Due to that long tenure and his other associations, Alston knows a lot of people in state government and he has some say with them.
That proved to be the case recently after Alston and his fellow eight county commissioners discovered that Guilford County had not been granted a single seat on the governing board that oversees the administration its mental health and behavioral health services. Even though Guilford County was assigned to the new management entity, the county was to have no say in the decision making.
In a shuffle meant to bring efficiencies from economies of scale, the state dissolved Guilford County’s former mental and behavioral health administrator, Sandhills Center, and subsumed the Sandhills counties under Eastpointe Human Services – and then merged that management entity with Trillium Health Resources.
That created one giant administrative entity run by a board that had no representation from Guilford County.

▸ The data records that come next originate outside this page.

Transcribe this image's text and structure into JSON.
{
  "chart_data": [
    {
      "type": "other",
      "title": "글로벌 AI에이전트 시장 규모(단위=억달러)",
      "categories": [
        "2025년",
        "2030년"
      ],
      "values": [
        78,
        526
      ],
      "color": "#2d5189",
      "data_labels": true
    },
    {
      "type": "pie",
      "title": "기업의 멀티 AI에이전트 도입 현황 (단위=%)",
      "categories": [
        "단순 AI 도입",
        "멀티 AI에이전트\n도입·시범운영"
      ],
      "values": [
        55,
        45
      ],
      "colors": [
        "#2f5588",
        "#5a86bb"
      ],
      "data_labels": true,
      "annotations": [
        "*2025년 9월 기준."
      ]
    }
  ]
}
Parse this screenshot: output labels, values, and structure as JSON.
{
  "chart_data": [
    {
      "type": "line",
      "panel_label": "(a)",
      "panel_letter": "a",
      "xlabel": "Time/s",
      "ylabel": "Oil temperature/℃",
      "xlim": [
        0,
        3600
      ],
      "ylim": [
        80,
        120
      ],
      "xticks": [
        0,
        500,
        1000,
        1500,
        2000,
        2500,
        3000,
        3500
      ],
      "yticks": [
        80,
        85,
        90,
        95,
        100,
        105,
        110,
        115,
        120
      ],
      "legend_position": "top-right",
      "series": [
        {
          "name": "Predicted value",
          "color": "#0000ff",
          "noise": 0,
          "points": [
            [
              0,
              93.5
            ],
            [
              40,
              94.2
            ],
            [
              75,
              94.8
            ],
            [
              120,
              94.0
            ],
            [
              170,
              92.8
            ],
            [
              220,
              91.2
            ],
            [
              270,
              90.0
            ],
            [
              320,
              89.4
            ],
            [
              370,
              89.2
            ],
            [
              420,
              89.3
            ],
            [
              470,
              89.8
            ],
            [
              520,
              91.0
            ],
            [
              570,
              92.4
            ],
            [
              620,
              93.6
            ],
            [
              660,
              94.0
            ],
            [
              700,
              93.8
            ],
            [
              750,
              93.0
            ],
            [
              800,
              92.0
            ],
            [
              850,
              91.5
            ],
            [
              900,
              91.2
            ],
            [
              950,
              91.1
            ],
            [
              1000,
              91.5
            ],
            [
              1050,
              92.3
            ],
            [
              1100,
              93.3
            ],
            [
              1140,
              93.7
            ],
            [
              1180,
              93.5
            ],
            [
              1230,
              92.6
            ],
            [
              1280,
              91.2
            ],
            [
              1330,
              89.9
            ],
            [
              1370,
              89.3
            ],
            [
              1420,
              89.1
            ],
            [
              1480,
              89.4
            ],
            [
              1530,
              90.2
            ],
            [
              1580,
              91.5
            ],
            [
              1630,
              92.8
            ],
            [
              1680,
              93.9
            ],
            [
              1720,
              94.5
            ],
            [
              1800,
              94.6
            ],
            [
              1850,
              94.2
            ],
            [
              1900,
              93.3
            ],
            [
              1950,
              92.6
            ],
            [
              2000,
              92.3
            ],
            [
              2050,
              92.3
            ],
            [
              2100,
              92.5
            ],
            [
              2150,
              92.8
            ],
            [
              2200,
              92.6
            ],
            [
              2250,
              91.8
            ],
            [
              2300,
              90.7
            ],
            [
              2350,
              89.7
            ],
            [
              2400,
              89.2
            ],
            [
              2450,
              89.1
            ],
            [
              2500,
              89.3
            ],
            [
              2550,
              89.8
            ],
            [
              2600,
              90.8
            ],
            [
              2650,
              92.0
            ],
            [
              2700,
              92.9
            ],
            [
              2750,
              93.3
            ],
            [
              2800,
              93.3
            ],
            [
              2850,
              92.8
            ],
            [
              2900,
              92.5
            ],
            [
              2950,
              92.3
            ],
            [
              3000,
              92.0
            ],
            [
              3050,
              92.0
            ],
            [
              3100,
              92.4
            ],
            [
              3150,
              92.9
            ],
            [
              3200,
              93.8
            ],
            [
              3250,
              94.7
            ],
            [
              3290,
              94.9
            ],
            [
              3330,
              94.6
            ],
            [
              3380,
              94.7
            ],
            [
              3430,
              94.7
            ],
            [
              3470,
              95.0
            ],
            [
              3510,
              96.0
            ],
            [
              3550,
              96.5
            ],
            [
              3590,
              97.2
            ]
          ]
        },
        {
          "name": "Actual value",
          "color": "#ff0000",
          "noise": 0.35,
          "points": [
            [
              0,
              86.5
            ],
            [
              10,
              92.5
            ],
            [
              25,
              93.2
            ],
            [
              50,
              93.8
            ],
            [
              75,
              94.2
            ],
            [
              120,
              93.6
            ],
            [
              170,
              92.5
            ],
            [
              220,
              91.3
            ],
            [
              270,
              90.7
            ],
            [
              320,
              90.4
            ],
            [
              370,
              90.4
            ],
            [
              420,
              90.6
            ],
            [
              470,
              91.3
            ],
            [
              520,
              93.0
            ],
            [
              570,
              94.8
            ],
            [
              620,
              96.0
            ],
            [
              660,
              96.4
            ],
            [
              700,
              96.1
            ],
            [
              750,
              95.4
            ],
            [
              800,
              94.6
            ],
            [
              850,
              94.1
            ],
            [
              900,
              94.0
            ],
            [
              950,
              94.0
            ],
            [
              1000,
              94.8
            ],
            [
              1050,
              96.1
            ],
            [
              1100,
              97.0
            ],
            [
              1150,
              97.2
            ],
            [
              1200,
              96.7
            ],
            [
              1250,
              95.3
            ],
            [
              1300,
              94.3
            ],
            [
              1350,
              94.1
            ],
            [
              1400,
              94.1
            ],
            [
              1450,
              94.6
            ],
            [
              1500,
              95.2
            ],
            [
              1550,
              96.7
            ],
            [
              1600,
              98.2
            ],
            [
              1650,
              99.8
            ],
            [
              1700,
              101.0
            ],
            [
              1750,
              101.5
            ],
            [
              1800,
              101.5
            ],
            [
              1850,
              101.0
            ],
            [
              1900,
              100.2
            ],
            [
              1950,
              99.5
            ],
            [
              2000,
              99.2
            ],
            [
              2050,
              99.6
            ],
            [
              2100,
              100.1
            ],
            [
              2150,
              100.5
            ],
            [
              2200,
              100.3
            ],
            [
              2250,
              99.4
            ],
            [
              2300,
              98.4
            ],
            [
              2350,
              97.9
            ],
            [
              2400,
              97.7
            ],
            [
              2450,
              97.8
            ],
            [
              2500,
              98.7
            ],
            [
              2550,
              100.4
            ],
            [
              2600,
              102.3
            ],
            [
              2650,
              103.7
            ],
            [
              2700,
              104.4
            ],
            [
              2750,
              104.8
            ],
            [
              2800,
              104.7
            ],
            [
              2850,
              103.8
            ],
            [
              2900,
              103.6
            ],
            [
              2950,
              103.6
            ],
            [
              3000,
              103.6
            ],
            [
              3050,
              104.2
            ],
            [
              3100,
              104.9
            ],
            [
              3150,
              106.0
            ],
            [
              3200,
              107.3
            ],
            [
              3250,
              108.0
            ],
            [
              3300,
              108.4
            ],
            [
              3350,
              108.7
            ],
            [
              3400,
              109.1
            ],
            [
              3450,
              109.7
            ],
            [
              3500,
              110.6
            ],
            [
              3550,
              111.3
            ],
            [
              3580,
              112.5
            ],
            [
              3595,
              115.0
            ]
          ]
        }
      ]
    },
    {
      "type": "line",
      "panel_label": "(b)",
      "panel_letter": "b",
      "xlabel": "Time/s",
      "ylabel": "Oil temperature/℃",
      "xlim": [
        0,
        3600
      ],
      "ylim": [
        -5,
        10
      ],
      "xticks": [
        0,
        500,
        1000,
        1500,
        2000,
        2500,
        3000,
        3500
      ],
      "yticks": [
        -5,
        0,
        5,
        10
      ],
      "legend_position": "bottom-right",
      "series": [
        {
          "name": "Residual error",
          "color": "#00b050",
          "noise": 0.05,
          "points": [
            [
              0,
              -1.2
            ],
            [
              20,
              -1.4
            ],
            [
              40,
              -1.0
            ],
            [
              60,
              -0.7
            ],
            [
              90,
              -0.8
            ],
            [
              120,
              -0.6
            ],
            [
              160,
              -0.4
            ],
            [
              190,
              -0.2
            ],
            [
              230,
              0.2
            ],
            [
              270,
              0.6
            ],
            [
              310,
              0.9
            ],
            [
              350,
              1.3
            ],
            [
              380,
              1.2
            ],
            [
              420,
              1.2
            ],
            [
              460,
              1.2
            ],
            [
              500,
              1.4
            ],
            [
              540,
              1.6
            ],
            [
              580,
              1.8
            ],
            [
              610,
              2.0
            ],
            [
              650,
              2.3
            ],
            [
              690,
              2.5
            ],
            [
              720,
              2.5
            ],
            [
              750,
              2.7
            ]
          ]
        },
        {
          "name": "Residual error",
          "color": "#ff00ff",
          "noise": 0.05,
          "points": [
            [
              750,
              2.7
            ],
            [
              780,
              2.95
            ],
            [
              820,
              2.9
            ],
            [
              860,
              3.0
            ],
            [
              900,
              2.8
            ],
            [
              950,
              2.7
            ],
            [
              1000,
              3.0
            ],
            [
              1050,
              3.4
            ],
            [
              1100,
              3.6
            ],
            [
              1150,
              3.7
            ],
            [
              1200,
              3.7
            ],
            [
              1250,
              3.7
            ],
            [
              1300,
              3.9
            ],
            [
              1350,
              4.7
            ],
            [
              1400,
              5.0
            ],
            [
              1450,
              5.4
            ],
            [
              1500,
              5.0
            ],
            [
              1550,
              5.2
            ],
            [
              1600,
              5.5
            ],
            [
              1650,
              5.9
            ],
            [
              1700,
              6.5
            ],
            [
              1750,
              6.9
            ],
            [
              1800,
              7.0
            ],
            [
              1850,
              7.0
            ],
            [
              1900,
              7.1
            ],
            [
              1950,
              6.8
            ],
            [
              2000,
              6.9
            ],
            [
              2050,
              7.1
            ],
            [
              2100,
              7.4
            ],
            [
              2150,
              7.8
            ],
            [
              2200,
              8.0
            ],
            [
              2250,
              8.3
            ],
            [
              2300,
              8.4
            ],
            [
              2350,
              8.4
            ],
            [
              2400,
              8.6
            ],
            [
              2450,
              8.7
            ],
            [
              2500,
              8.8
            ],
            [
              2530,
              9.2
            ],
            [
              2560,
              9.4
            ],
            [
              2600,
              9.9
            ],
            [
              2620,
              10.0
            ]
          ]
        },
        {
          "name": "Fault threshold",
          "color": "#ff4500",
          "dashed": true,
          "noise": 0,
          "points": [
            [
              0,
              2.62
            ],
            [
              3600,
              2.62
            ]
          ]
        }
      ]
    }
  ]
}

When the Guilford County Board of Commissioners held a work session on Thursday, Dec. 21, Alston and other commissioners were extremely disturbed to find out that the new 22-member board that oversees the large new management entity included not one single seat for Guilford County.
Guilford County had had solid representation on the Sandhills, Inc. board before the state dissolved it.
With the new entity, Guilford County was left out of the mix even though it is by far the biggest county in the group and even though it pays out $10 million each year for the administration of its behavioral health services.
Alston, who knows Governor Roy Cooper and NC Department of Health and Human Services Director Kody Kinsley, made some calls and made the county’s case.
Alston said initially Kinsley said he would see if it were possible to get Guilford County a seat on the board.
Alston said, “I told him, ‘With all due respect, we need three seats on the board – though we can settle on two.’”
Alston told the state’s Health and Human Services director that it was only fair given the size of Guilford County relative to the other counties in the group and the fact that Guilford County shells out so much money for the service.
In the end, Guilford County did get two representatives: Alston and Commissioner Carlvena Foster.
Alston said he didn’t petition for himself to serve on the board, but he found out later that he and Foster had been selected as Guilford County’s representatives.
He said that, to this day, he has no idea how the state initially made the unfathomable decision to provide Guilford County no representation whatsoever.